Fig. 2. Frequency response of the passive vehicle suspension, for three different ${\mathit{c}}_{\mathit{s}}$: a) sprung mass vertical position; b) wheel deflection
a)
b)
4. Results: semiactive vehicle suspensions with different control strategies
After the revision of the results for all the considered cases, a selection with the five most relevant behaviors was done. The chosen controllers are the following: Modified Skyhook $(\alpha =0)$, traditional Skyhook $(\alpha =\mathrm{}$1$)$, Power driven damper control, combined PID and combined MPC. Fig. 3 presents the frequency response of the two performance indices of the chosen controllers. There are three zones to emphasize: the first zone corresponds to the frequencies around 2.3 Hz where the response can be described as mainly sprung mass motion. The second zone corresponds to the frequencies around 12.5 Hz where the response can be described as mainly unsprung mass motion. The third zone corresponds to a transition zone between zones 1 and 2.
Fig. 3. Frequency response of the semiactive with the different controllers: a) sprung mass vertical position; b) wheel deflection
a)
b)
5. Conclusions
An analysis of the performance of different semiactive suspensions, for a frequency range between 0.1 Hz and 30 Hz was performed by means of a quarter car suspension model. A comparison of different types of control algorithms was made, considering two indices: comfort and grip.
The traditional Skyhook improves the comfort performance compared to the passive suspension, but its grip performance is poor. This is consistent with the fact that this control strategy is comfort oriented. In the same family of strategies, modified skyhook (i.e. $\alpha =$0) has a better performance than traditional skyhook.

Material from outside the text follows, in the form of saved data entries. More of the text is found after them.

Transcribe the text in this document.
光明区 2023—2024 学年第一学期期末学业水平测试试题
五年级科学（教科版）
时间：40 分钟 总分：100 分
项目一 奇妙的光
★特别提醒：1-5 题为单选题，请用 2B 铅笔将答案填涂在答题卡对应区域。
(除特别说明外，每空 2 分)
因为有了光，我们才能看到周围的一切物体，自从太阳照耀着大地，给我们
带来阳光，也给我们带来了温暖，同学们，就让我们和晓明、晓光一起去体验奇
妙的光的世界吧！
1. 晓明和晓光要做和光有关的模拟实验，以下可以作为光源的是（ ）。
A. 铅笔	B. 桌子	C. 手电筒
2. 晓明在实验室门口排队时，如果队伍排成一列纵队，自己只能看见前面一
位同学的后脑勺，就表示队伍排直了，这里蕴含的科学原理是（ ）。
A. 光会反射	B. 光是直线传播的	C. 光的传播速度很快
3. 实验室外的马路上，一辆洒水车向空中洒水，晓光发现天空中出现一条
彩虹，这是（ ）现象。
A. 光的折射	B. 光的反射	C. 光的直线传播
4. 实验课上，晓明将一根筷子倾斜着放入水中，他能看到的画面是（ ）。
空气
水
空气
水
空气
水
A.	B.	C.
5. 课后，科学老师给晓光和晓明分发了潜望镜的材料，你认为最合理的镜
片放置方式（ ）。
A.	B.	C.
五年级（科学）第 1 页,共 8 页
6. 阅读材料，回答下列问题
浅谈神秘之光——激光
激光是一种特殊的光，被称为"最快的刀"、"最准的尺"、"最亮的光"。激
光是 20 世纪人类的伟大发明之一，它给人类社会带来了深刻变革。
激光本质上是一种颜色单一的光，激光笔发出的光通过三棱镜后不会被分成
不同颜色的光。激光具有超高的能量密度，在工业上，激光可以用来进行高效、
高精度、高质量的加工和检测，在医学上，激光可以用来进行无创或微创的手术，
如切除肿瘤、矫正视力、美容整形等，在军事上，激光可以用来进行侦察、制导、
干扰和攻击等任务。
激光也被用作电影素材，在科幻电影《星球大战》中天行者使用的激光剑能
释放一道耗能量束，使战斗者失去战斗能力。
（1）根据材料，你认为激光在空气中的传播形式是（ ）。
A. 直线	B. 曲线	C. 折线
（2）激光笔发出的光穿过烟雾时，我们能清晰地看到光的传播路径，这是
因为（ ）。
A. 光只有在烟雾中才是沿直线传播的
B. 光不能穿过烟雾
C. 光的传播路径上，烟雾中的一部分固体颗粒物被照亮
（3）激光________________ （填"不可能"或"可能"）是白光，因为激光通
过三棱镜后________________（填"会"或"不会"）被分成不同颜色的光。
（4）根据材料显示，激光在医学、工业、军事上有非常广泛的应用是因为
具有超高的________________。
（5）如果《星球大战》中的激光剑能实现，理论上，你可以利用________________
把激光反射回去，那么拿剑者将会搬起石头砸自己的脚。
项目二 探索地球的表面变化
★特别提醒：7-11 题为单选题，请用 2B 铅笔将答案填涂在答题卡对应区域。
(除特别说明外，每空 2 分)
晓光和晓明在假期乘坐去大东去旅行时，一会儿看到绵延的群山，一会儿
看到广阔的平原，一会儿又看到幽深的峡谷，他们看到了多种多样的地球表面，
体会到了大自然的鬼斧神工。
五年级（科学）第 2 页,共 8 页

Modified Skyhook has a drawback in grip performance around the natural frequency of the vibration mode associated mainly to the displacement of the unsprung mass.
PDD control algorithm has a good compromise between comfort and grip for the different frequencies. This control strategy has also an advantage associated to its implementation, as it only required the same transducers as a Skyhook strategy.
For the case of PID and MPC strategies, the combined versions were the better option to deal with the competitive indices. Combined PID and combined MPC strategies have the higher improvement between the different strategies studied. Combined PID strategy presents good performance for both indices. Combined MPC strategy presents a better result for most of the frequencies. MPC presents the best performance for the relevant frequencies in comfort, and it has also a good grip performance, mainly for frequencies under 16 Hz. For its implementation the amount of required information must be considered, taking into account both the number of required signals and the required prediction horizon.